Dans ce contexte, la collaboration entre MK2 et la ville change de nature au cours des années 2000. Afin de ne pas être accusée de favoritisme, la municipalité généralise la procédure d’appel d’offres, qui permet à d’autres exploitants de remporter des marchés « pionniers » aux portes de Paris. À l’occasion de la signature de la concession du MK2 Quai-de-Loire en 2003, des négociations ont lieu afin que l’exploitant accepte une hausse de la redevance, entraînant d’importants retards dans la livraison du complexe. En 2007, la ville, par l’intermédiaire du promoteur Apsys, évince MK2 du centre commercial Beaugrenelle (15e) car l’exploitant refuse une réévaluation de sa concession. La même année, le projet d’implantation d’un nouveau complexe dans la ZAC Claude-Bernard (19e) échoue suite aux tergiversations de MK2 [12], en lien avec l’installation future d’un cinéma Pathé dans la Cité des Sciences.
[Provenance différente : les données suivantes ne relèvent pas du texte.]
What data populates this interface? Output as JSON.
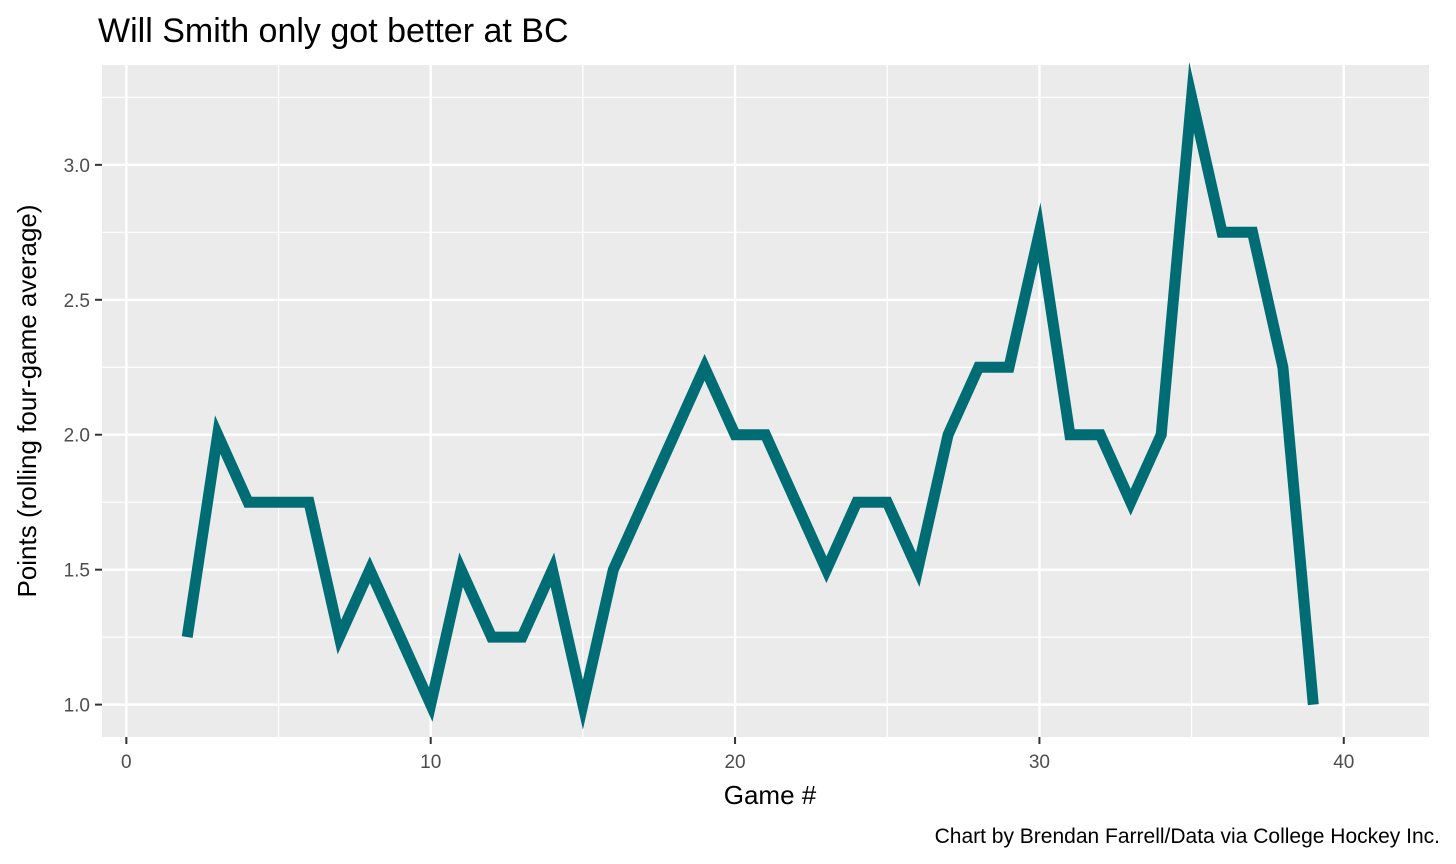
{
  "chart_data": {
    "type": "line",
    "title": "Will Smith only got better at BC",
    "caption": "Chart by Brendan Farrell/Data via College Hockey Inc.",
    "xlabel": "Game #",
    "ylabel": "Points (rolling four-game average)",
    "xlim": [
      -0.8,
      42.8
    ],
    "ylim": [
      0.88,
      3.37
    ],
    "x_ticks": [
      0,
      10,
      20,
      30,
      40
    ],
    "x_tick_labels": [
      "0",
      "10",
      "20",
      "30",
      "40"
    ],
    "y_ticks": [
      1.0,
      1.5,
      2.0,
      2.5,
      3.0
    ],
    "y_tick_labels": [
      "1.0",
      "1.5",
      "2.0",
      "2.5",
      "3.0"
    ],
    "grid": true,
    "line_color": "#006d75",
    "panel_color": "#ebebeb",
    "grid_color": "#ffffff",
    "series": [
      {
        "x": [
          2,
          3,
          4,
          5,
          6,
          7,
          8,
          9,
          10,
          11,
          12,
          13,
          14,
          15,
          16,
          17,
          18,
          19,
          20,
          21,
          22,
          23,
          24,
          25,
          26,
          27,
          28,
          29,
          30,
          31,
          32,
          33,
          34,
          35,
          36,
          37,
          38,
          39
        ],
        "y": [
          1.25,
          2.0,
          1.75,
          1.75,
          1.75,
          1.25,
          1.5,
          1.25,
          1.0,
          1.5,
          1.25,
          1.25,
          1.5,
          1.0,
          1.5,
          1.75,
          2.0,
          2.25,
          2.0,
          2.0,
          1.75,
          1.5,
          1.75,
          1.75,
          1.5,
          2.0,
          2.25,
          2.25,
          2.75,
          2.0,
          2.0,
          1.75,
          2.0,
          3.25,
          2.75,
          2.75,
          2.25,
          1.0
        ]
      }
    ]
  }
}
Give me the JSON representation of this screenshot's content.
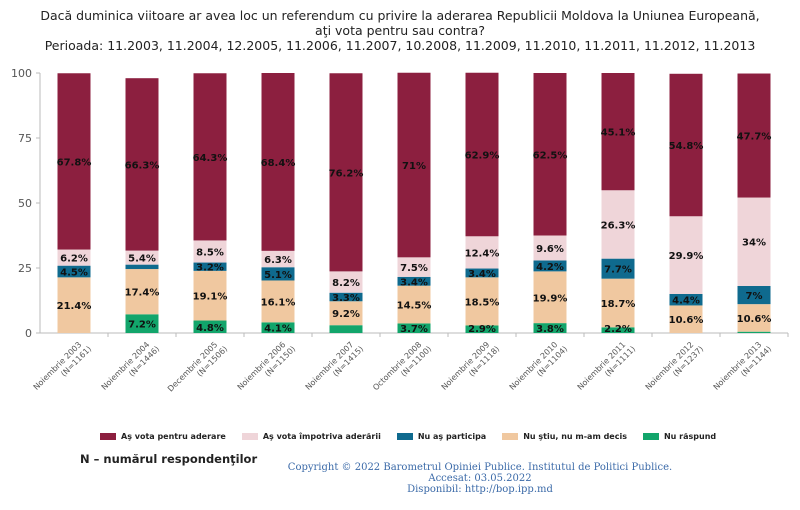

Si la collaboration avec la Ville se poursuit, comme en témoignent l’accord donné à l’exploitant de construire un troisième complexe sur le bassin de la Villette pour 2014 et son intérêt pour le projet de cinéma dans la ZAC Clichy–Batignolles [13], elle ne semble plus prioritaire pour MK2. Désormais dirigée par Nathanaël Karmitz, la société diversifie ses partenariats en s’implantant dans des établissements publics. L’ouverture prochaine de salles de cinéma dans les galeries nationales du Grand Palais et au sein même la BnF symbolise cette nouvelle orientation stratégique, qui témoigne de la grande capacité d’adaptation du groupe aux évolutions des pratiques commerciales.